突然从转角冲出来一道熟悉的灯光,明晃晃的亮白色直接照到玻璃门上,陆老板差点睁不开眼。
那人还拼命按着喇叭,按得震天的响。
声音很耳熟,是他的小电驴。
“小花?!”陆向阳连忙冲过去门口。
听动静慌慌张张的,像是遇到什么麻烦了。
小花在店门口把小电驴往地上一撇,顾不上停好位置就一头扑进了店里,辫子被头盔压得松松散散。
她恐慌地朝陆向阳喊:“有人追我!”
陆向阳眯着眼去望,身后果然跟来了几辆摩托,都是私自改装过的,加了好些奇形怪状的部件。连消声器都动过手脚,发动机的声音吵得心慌,连窗框都在嗡嗡震动。
一二三四,下来了四个人。
霍小花吓得脸都青了,整个人缩在工作台后面,像只瑟瑟发抖的小松鼠。
“哟,你还有去处呢。”走在最前的男人穿着个宽大的背心,头上还染着一撮艳丽的红色,用发胶抹得一卷一卷的,像只烫头的公鸡。
陆向阳拦在小花身前,抱着双臂盯着他们:“干嘛?”
公鸡男没理他。他大老远就看见台上放着的蛋黄酥,不知道是饿了还是为了给陆向阳一个下马威,他歪着嘴,摆出一副混蛋街霸的样子,抄起蛋黄酥就咬了一口。
他边咬边叫嚣着:“我可告诉你……”
蛋黄酥碎得酥皮直掉,饱满的馅裹着流油的蛋黄一股脑涌进了他的嘴里。
温度高的时候,蛋黄的油脂馥郁,松软起沙,跟豆沙几乎融为一体,口感绝佳。
公鸡男的话没能说完,整个人跟装了消音器似的突然没了声,连凶狠的表情都维持不住了。
他被蛋黄酥的馅烫到了,还烫得不轻。
陆向阳手炒的豆沙质地绵厚细腻,看上去无烟无气,但实际极能藏热,温度一时半会还凉不下来。
“操!”
公鸡男的舌头都烫直了,他气得抓过摩托头盔,往桌子上重重一砸,身后的三个人见状立马围了上来。

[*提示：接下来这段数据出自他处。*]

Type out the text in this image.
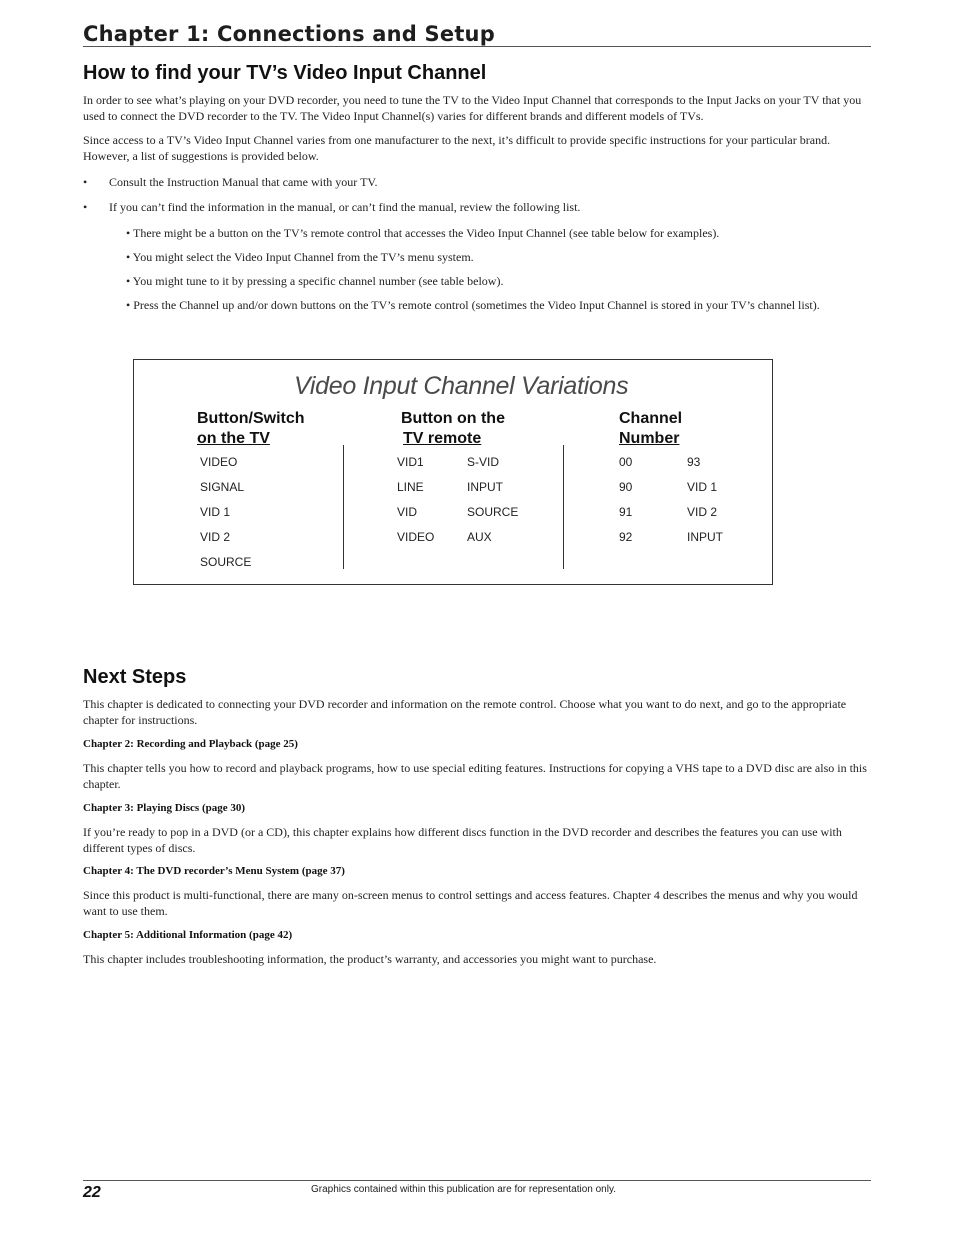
Chapter 1: Connections and Setup
How to find your TV’s Video Input Channel
In order to see what’s playing on your DVD recorder, you need to tune the TV to the Video Input Channel that corresponds to the Input Jacks on your TV that you used to connect the DVD recorder to the TV. The Video Input Channel(s) varies for different brands and different models of TVs.
Since access to a TV’s Video Input Channel varies from one manufacturer to the next, it’s difficult to provide specific instructions for your particular brand. However, a list of suggestions is provided below.
• Consult the Instruction Manual that came with your TV.
• If you can’t find the information in the manual, or can’t find the manual, review the following list.
• There might be a button on the TV’s remote control that accesses the Video Input Channel (see table below for examples).
• You might select the Video Input Channel from the TV’s menu system.
• You might tune to it by pressing a specific channel number (see table below).
• Press the Channel up and/or down buttons on the TV’s remote control (sometimes the Video Input Channel is stored in your TV’s channel list).
Video Input Channel Variations
Button/Switch
on the TV
Button on the
TV remote
Channel
Number
VIDEO
SIGNAL
VID 1
VID 2
SOURCE
VID1
LINE
VID
VIDEO
S-VID
INPUT
SOURCE
AUX
00
90
91
92
93
VID 1
VID 2
INPUT
Next Steps
This chapter is dedicated to connecting your DVD recorder and information on the remote control. Choose what you want to do next, and go to the appropriate chapter for instructions.
Chapter 2: Recording and Playback (page 25)
This chapter tells you how to record and playback programs, how to use special editing features. Instructions for copying a VHS tape to a DVD disc are also in this chapter.
Chapter 3: Playing Discs (page 30)
If you’re ready to pop in a DVD (or a CD), this chapter explains how different discs function in the DVD recorder and describes the features you can use with different types of discs.
Chapter 4: The DVD recorder’s Menu System (page 37)
Since this product is multi-functional, there are many on-screen menus to control settings and access features. Chapter 4 describes the menus and why you would want to use them.
Chapter 5: Additional Information (page 42)
This chapter includes troubleshooting information, the product’s warranty, and accessories you might want to purchase.
22	Graphics contained within this publication are for representation only.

那盘蛋黄酥被不偏不倚砸了个稀碎,陆向阳眉头微微跳了一下。
公鸡男摩拳擦掌地一步步走上前来:“她亲爹都不管的事儿,你管个鸡毛?”
“你连他亲爹都不是。” 陆向阳的眼神很冷,纹丝不动跟着回了一句,“你管个鸡毛?”
空气里全是挑衅的味道。
“她爹赌钱,欠了一屁股债。”公鸡男扯着嘴角,指着角落里霍小花露出的半个脑袋,恶狠狠地说,“还不起了,让我们来找他女儿要钱!”
“凭什么?”陆向阳活动了一下手腕,他不以为然地笑了一下,“冤有头债有主,有事找她爹去。少来我的店里撒野。”
公鸡男身后有人开口了,嗓子粗得像只老鸭子:“我劝你不要多管闲事。她前阵子卖了辆川崎,都知道她手里有钱,快还钱!”
川崎,陆向阳知道,是小花第一次来面试开的那辆赛车摩托。
“那是我妈的救命钱!”小花咬着牙才没让自己哭出声,“我没有这样的爸!”
“操,你还想赖账?!”老鸭子粗着嗓子喊,从他的手里径直摔出来一个啤酒瓶,在半空划出条绿幽幽的抛物线,正好砸在工作台面上,发出砰地一声巨响。
玻璃渣溅得四分五裂,撞击的巨响里夹着小花恐惧的尖叫。
陆向阳的身体刹间绷紧了,他单手一撑翻过工作台,身手敏捷利落,像豹子般冲上前去,拳头狠狠地砸上对方的脸。
速度很快,公鸡男的眼神还没从那堆玻璃渣上挪回来,迎面一阵风,还没能做出反应,就被他砸出了一鼻子的血。
又稳又狠。
店里炸开了锅。
“我操!”
公鸡男捂着鼻子连退了好几步,血在他脸上糊得到处都是,身后的老鸭子破了音跟着喊:“操你妈!给我砸!”
紧接着从身边又摔过来一个啤酒瓶,迎着脸撞上来,跟额角碰了个正着,陆向阳听见自己的耳边嗡的一声。